Prepare the Way of the Lord

Second Sunday of Advent (C)

One of the best things about Western Carolina University is undeniably its location. The southern Appalachian mountains are the main attraction, which is why our mountain vistas are prominently featured on the school’s website and promotional literature. The mountains we are blessed to call home are exciting to climb. The view provided from the peaks is simply glorious. Even the valleys in between have their benefit. Most mountain communities, Cullowhee included, are located in the valleys to take advantage of the shelter and protection they provide.

But there is no denying it. As great as they are, when it comes to making a straight path from point A to point B, mountains get in the way. Just ask the people who built the winding highways through our region. They’d much rather build roads across wide open plains than tackle our peaks and valleys.

In the scripture readings for this Sunday, we encounter John the Baptist, who calls for us to prepare the way of the Lord by making low the mountains and filling in the valleys. As we prepare for Christ to enter more fully into our hearts, we want to make his path as smooth as possible. That’s why we are called to make low the mountains and fill in the valleys. But what does this mean practically?

The mountains are obstacles that rise up between ourselves and God. What might these obstacles be? Certain sin is a primary obstacle, especially mortal (serious, or deadly) sin. Sin, by definition, is ungodly. The Catechism defines sin as “a deliberate thought, word, deed, or omission contrary to the eternal law of God.” If we want God to live within our hearts, we need to clear away anything that his contrary to His life of grace. The remedy for sin is repentance, confession, and a firm resolution to amend our lives with God’s help. This is why John the Baptist prepared for Christ’s coming by proclaiming a baptism for the forgiveness of sins.

But apart from sin, other obstacles can also arise between ourselves and God. Anything — even good things — can become an obstacle to grace if we allow them a place in our lives that only God should occupy. We should love God above all other things, so when something else has become our top priority, the most important thing to us, we create a false idol. Anything can be made into an idol — money, career, school, leisure, sports, sex, politics, hobbies, even our friends and family — if it has come to occupy a place in our heart that belongs rightly to God.

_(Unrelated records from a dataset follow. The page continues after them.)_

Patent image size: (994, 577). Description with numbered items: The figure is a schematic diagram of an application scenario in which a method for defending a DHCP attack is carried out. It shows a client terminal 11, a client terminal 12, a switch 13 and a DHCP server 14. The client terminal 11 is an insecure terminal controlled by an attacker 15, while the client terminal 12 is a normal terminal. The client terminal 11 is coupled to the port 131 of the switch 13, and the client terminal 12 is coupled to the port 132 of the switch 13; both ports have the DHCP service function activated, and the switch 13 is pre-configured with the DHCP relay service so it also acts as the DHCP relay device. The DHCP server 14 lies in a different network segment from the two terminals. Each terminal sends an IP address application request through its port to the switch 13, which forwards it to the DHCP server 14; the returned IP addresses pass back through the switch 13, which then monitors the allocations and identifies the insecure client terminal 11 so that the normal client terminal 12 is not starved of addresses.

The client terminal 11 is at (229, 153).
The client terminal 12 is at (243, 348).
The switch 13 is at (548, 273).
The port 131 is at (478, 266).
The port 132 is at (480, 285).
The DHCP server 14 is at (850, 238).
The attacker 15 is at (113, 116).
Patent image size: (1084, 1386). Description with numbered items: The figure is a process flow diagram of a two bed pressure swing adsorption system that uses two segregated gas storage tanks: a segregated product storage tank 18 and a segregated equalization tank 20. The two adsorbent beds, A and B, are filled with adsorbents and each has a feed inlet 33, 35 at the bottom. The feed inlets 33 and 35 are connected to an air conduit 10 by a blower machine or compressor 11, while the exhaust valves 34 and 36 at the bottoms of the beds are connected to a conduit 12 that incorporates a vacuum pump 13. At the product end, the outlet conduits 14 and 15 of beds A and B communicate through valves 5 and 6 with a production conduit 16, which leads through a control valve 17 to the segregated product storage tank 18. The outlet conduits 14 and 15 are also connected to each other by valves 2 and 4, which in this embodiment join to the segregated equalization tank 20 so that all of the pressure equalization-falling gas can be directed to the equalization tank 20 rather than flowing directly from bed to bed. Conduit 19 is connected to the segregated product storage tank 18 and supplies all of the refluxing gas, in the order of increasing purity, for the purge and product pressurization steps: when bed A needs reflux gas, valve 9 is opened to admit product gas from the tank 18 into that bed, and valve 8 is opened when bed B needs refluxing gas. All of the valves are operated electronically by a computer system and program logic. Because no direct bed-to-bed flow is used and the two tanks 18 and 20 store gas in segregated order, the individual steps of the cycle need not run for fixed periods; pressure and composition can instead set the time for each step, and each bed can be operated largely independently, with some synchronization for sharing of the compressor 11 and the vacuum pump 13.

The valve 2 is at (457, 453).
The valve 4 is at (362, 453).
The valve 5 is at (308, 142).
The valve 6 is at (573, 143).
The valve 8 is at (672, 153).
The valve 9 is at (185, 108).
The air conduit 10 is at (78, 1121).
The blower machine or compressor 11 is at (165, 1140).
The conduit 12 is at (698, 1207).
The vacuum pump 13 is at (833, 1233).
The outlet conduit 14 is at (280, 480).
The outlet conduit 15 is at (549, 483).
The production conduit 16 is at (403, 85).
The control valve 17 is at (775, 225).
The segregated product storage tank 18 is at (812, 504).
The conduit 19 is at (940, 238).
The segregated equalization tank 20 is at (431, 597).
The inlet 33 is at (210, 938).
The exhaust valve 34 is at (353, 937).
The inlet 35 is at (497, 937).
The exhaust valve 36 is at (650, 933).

It can become a mountain between us and God.

And then there are distractions; all the little things that tend to get in the way of our religious obligations and prevent us from focusing on God the way we ought to. Maybe these are not mountains, but they can be pretty large hills that make our path to God more difficult. Have we allowed time for God in our daily schedule? Do we do the things we need to do, like homework or household tasks, efficiently and prayerfully so that they don’t distract us from our faith? Do we allow time for silence in our lives so that we can hear God speaking to us, or do we instead find ways of occupying every waking moment?

These sorts of things are the mountains we need to make low. But what about the valleys, the low areas of our lives? These are the things that are missing that we need to fill in to make straight God’s path. What is missing from your live that would make the way for Christ more smooth?

Prayer is certainly something we could all make more time for. Prayer is essential to the Christian life. It is our communication with God, when we speak to Him and listen to Him. It is how we foster and sustain our relationship with our heavenly Father. Prayer is when we raise our minds and hearts to God, lifting our gaze for a time above the limited horizon of this mortal world to look upon something greater. We need prayer like we need oxygen. Our spirit suffocates without it.

Do we take advantage of the sacraments? These are touch-points Christ has given us as places of encounter between this world and the next, between the human and the divine. They are sign-posts on the road, our help to strengthen us on our journey. The Eucharist and Confession especially should be a frequent part of the life of every Christian — our daily bread and daily bath, to keep us clean and well-nourished in the faith. Do we make the sacraments a priority in our lives?

Maybe what is missing in your life is study — and I don’t mean schoolwork. We study to learn about subjects that are important to us. How much time do you devote to studying the word of God? Do you read from the scriptures each day? Or from the spiritual writings of the saints? Do you know the Catechism? Can you explain the basics of the faith to others?

Or perhaps the valley that needs to be filled in for you is active charity — feeding the hungry, clothing the naked, healing the sick, comforting the sorrowful, educating the ignorant, admonishing the sinner, and all the other ways we are called to put our love of neighbor into action.

All of these things — prayer, study and works of mercy — are essential to the Christian life. If they are neglected, it creates valleys, or low places, that need to be filled in to make straight the way of the Lord.

St. John the Baptist point the way to Christ, but he can’t walk that way for us. We each have to do the work in our own hearts to prepare for the Lord’s coming. Advent is a time for us to take stock and do a spiritual inventory of our lives. I know this is a hectic time of year for students as you enter into the last week of classes and prepare for final exams. But if you’ve read this far, I invite you to step away from your books for a little while — maybe take a walk around campus, or spend some quiet time in the chapel — and spend some time reflection. What are the mountains that you need to make low? What are the valleys that you need to fill in? What practical changes do you need to put in place to make this happen?

The Lord is coming. Let us heed John the Baptist’s call to prepare his way, so that we may see his salvation.